The act of piracy no doubt sounds like an offense committed on the high seas by pirates in search of gold and treasures.
Actual piracy, however, does involve a crime, but there are no pirates or swashbucklers involved. It’s simply the act of illegally downloading and or distributing copyrighted works. That means anyone who creates content online or sells digital products can be a victim of piracy.
Even large companies who have top-notch security experts on staff rank piracy as one of their top corporate threats. Microsoft, for example, estimates that piracy costs their software company a whopping $491 billion dollars each year. That’s not to discount the severe damage that can be done to small companies or micro businesses who may have their flagship products stolen or counterfeited on the web. The results to such companies can be financially devastating and nearly impossible to bounce back from.
While no one is immune to piracy, there are a number of steps that we always recommend copyright holders take to protect their creative works, especially if they sell products of any kind online. They are as follows:
- Consider Subscription Services, Require a Login for Content, or “Drip” Content to Members
Many of our clients who are coaches, for example, offer digital video trainings that are delivered to buyers once they purchase the product. In this case, we might suggest that the coach “drip” their content, meaning only offer one video at a time, perhaps weekly, or only after a member completes certain steps. This helps to cut back on the possibility that someone will buy the product, copy all the materials, get a refund, and then illegally sell the training elsewhere. We also recommend using membership sites that require a login or a regular subscription to help cut down on theft or improper sharing.
- Use Licenses or Product Keys
When you sign up for a product like Microsoft Office®, you are required to enter an exceptionally long product key before you can access your digital download. This is done for a reason as product keys are notoriously hard to crack and can deter others from hacking or stealing. If you also sell digital products or software online, you may consider using a similar strategy to protect your copyrighted materials.

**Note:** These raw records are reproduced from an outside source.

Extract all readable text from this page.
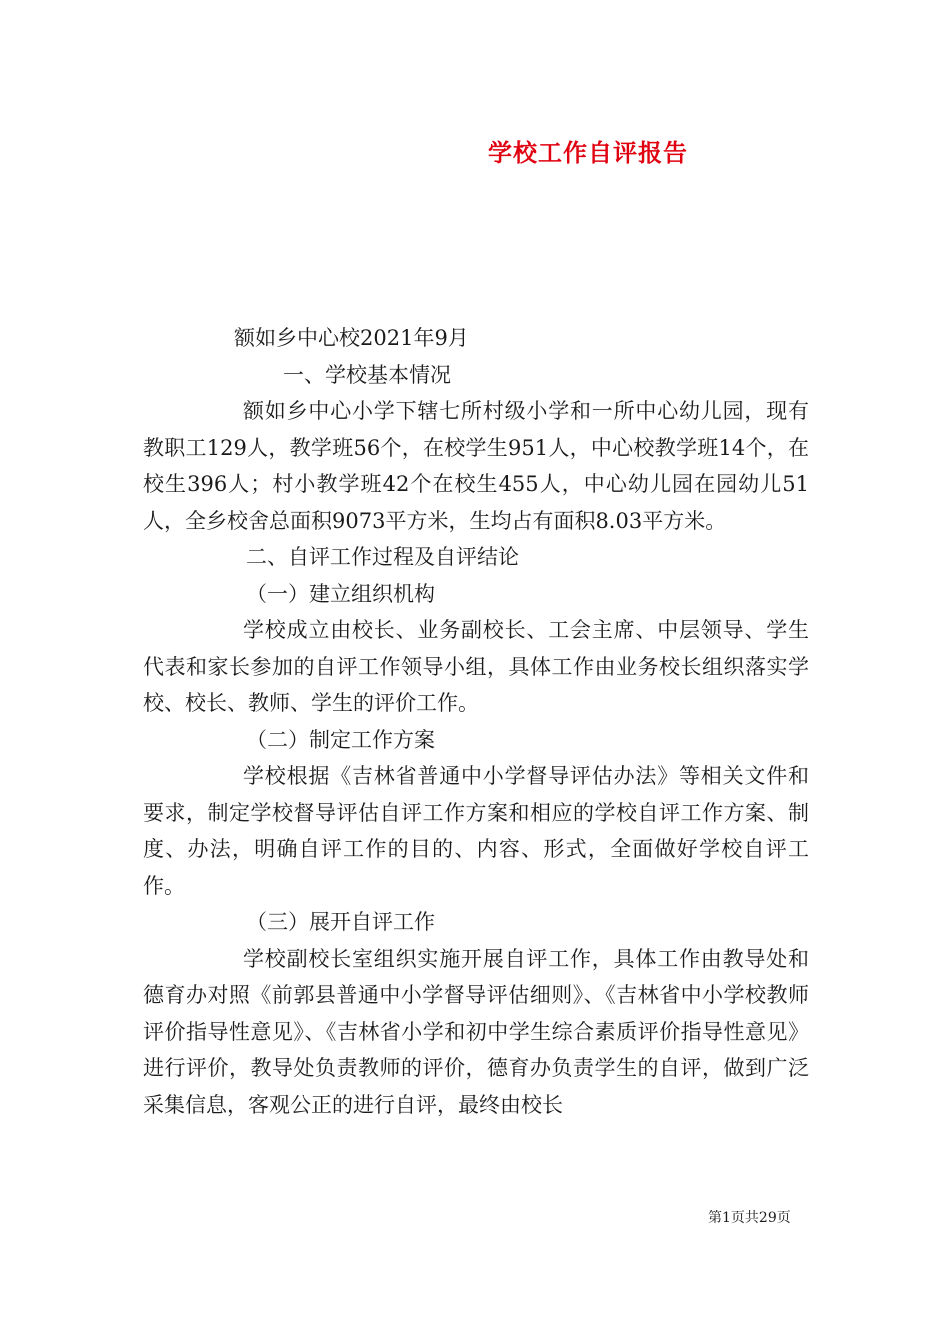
学校工作自评报告

额如乡中心校2021年9月

一、学校基本情况

额如乡中心小学下辖七所村级小学和一所中心幼儿园，现有教职工129人，教学班56个，在校学生951人，中心校教学班14个，在校生396人；村小教学班42个在校生455人，中心幼儿园在园幼儿51人，全乡校舍总面积9073平方米，生均占有面积8.03平方米。

二、自评工作过程及自评结论

（一）建立组织机构

学校成立由校长、业务副校长、工会主席、中层领导、学生代表和家长参加的自评工作领导小组，具体工作由业务校长组织落实学校、校长、教师、学生的评价工作。

（二）制定工作方案

学校根据《吉林省普通中小学督导评估办法》等相关文件和要求，制定学校督导评估自评工作方案和相应的学校自评工作方案、制度、办法，明确自评工作的目的、内容、形式，全面做好学校自评工作。

（三）展开自评工作

学校副校长室组织实施开展自评工作，具体工作由教导处和德育办对照《前郭县普通中小学督导评估细则》、《吉林省中小学校教师评价指导性意见》、《吉林省小学和初中学生综合素质评价指导性意见》进行评价，教导处负责教师的评价，德育办负责学生的自评，做到广泛采集信息，客观公正的进行自评，最终由校长

第1页共29页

- Hide your Digital Products and Downloads from Search Engines
It’s actually quite simple to use search engines to find out where a person or company houses their digital products or downloads on their website. That’s because search engine “spiders” will crawl and index each page of your website, including those you want to keep private about where you store your products. This ultimately makes your content easier for hackers and thieves to target. Fortunately, there are steps you can take to hide your digital products and downloads from search engine spiders. One way to do this is to store your content in a .ZIP file that cannot be crawled. You can also ask your webmaster to prevent search engine spiders from crawling specific pages of your website by creating a “Robots.txt” file that can be placed in the root directory of your website.
- Put an “Expiration” on Your Download Links
Many platforms will allow you to set parameters on your download links, such as causing them to expire after 3 downloads or after a period of 30 days. Having controls such as these can help to limit mass sharing and downloading of your copyrighted materials if they are indeed stolen.
- Register Your Work with the Copyright Office
An original work receives copyright protection the moment it’s created in a fixed medium. There are no legal steps or court procedures that you need to follow to obtain this protection. It’s yours automatically. But, in order to legally hold someone else accountable for stealing your copyrighted materials and sue them in court, you must have a registered copyright with the US Copyright Office. To ensure that you have this tool available to go after infringers in the future, make sure to talk to an attorney about federally registering your content. The registration provides you with not only the ability to commence a suit but also the right to your attorney’s fees and statutory damages, this usually provides leverage should another infringe on your work.
Finally, if you have been the victim of piracy or counterfeiting online, it’s important to notify the federal government who investigates such matters. Specifically, the FBI has a hand in the running of the National Intellectual Property Rights Coordination Center (NIPRCC), which is the hub of the government’s response to IP theft and enforcement of international trade laws. To submit information about a violation of intellectual property rights, piracy, or counterfeiting, simply visit https://www.iprcenter.gov/referral/view to file a report.
DISCLAIMER: The information contained in this article is for informational purposes only and is not legal advice or a substitute for obtaining legal advice from an attorney.